Super-cold detectorsResearchers can detect temperature variations in this ancient heat energy that give them insights into the early structure of the Universe and the blueprint for everything that came afterwards.

A major quest for Planck is to find firm evidence of “inflation”, the faster-than-light expansion that cosmologists believe the Universe experienced in its first, fleeting moments.

Theory predicts this event ought to be “imprinted” in the CMB and its detail should be retrievable with sufficiently sensitive instruments.

Planck is designed to have that capability. Some of its detectors operate at a staggering minus 273.05C – just a tenth of a degree above what scientists term “absolute zero”.

Planck is already in the process of assembling a second version of the map. It has funding to acquire at least four versions.

“We know that eventually as the data get better and better, what you end up getting to are the limitations of what you know about the instrument,” explained Professor Jaffe.

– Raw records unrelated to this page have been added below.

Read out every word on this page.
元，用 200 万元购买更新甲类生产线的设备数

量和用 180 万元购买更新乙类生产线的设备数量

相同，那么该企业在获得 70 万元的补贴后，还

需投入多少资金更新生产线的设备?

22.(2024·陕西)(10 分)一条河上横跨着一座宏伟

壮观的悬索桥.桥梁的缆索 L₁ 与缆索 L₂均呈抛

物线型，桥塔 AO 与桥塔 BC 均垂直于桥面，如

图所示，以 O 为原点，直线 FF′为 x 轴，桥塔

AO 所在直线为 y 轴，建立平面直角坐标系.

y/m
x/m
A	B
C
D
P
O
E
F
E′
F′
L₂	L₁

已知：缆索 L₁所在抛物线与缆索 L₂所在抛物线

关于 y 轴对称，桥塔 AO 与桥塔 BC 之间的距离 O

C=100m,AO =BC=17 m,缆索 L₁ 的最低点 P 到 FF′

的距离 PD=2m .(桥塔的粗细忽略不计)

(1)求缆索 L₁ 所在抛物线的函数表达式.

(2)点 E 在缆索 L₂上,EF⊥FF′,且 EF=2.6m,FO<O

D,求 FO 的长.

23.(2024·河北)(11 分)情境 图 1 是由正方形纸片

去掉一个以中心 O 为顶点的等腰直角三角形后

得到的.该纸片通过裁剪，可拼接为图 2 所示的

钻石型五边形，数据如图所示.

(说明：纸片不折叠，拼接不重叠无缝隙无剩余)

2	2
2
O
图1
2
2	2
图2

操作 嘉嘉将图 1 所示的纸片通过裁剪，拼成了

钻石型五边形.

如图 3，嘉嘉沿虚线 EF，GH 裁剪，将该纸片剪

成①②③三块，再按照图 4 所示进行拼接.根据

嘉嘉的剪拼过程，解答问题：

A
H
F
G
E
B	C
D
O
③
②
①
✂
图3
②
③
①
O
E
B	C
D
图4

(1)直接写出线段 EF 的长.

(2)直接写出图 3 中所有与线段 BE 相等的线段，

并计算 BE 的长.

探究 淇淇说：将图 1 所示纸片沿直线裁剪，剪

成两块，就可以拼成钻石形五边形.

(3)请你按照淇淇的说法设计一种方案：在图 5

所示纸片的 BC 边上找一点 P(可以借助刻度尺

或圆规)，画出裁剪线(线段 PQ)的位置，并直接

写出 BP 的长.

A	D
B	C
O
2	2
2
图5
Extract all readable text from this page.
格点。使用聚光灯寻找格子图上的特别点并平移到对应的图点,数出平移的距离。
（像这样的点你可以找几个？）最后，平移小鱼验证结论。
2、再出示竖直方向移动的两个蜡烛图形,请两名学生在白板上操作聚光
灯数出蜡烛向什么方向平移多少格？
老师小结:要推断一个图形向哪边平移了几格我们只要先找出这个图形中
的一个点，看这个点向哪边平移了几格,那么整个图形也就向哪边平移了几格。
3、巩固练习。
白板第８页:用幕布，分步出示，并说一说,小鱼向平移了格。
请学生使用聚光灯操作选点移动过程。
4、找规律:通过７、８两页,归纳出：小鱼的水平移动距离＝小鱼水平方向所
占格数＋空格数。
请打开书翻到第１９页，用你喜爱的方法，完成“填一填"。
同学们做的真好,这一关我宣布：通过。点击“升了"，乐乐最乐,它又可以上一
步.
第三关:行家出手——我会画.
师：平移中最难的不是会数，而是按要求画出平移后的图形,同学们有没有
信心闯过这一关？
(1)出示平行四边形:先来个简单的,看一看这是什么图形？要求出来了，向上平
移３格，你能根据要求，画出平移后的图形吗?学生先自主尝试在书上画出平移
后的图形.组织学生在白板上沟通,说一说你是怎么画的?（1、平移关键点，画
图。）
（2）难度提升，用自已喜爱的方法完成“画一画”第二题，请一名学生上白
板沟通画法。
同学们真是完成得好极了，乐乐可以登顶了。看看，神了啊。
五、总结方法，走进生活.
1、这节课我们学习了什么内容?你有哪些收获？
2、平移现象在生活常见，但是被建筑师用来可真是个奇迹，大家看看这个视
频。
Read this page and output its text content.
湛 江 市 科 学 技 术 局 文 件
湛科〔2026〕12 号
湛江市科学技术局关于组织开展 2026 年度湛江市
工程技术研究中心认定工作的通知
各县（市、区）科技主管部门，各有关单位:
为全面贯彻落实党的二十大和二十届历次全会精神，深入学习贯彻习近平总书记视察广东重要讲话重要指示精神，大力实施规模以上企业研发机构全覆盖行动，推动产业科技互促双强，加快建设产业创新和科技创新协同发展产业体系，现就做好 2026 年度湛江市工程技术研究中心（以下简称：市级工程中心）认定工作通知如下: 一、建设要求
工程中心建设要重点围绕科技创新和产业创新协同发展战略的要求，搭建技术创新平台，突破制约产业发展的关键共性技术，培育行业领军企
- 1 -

“And so, by running Planck for longer we can learn a lot more about the instrument itself and thereby remove a lot of the contaminating effects that are just because of the way it produces its noise.”

Patient analysisThe project team will need a while to analyse all the data and assess its significance. A formal release of fully prepared CMB images and scientific papers is not expected before the end of 2012.

However, such has been the anticipation for Planck data that one or two groups have already tried to make unauthorised interpretations simply from the images released to the media like the one on this page.

But Dr Tauber says this activity is pointless.

“The CMB is certainly visible but the image itself is colour-enhanced so you couldn’t do any science with that,” he explained.

“We have also reduced the resolution of the image to something which is more manageable for people to look at. Otherwise it would just be too big.”

Planck is a flagship mission of Esa. It was launched in May 2009 and moved to an observing position more than a million km from Earth on its “night side”.

It carries two instruments that observe the sky across nine frequency bands. The High Frequency Instrument (HFI) operates between 100 and 857 GHz (wavelengths of 3mm to 0.35mm), and the Low Frequency Instrument (LFI) operates between 30 and 70 GHz (wavelengths of 10mm to 4mm).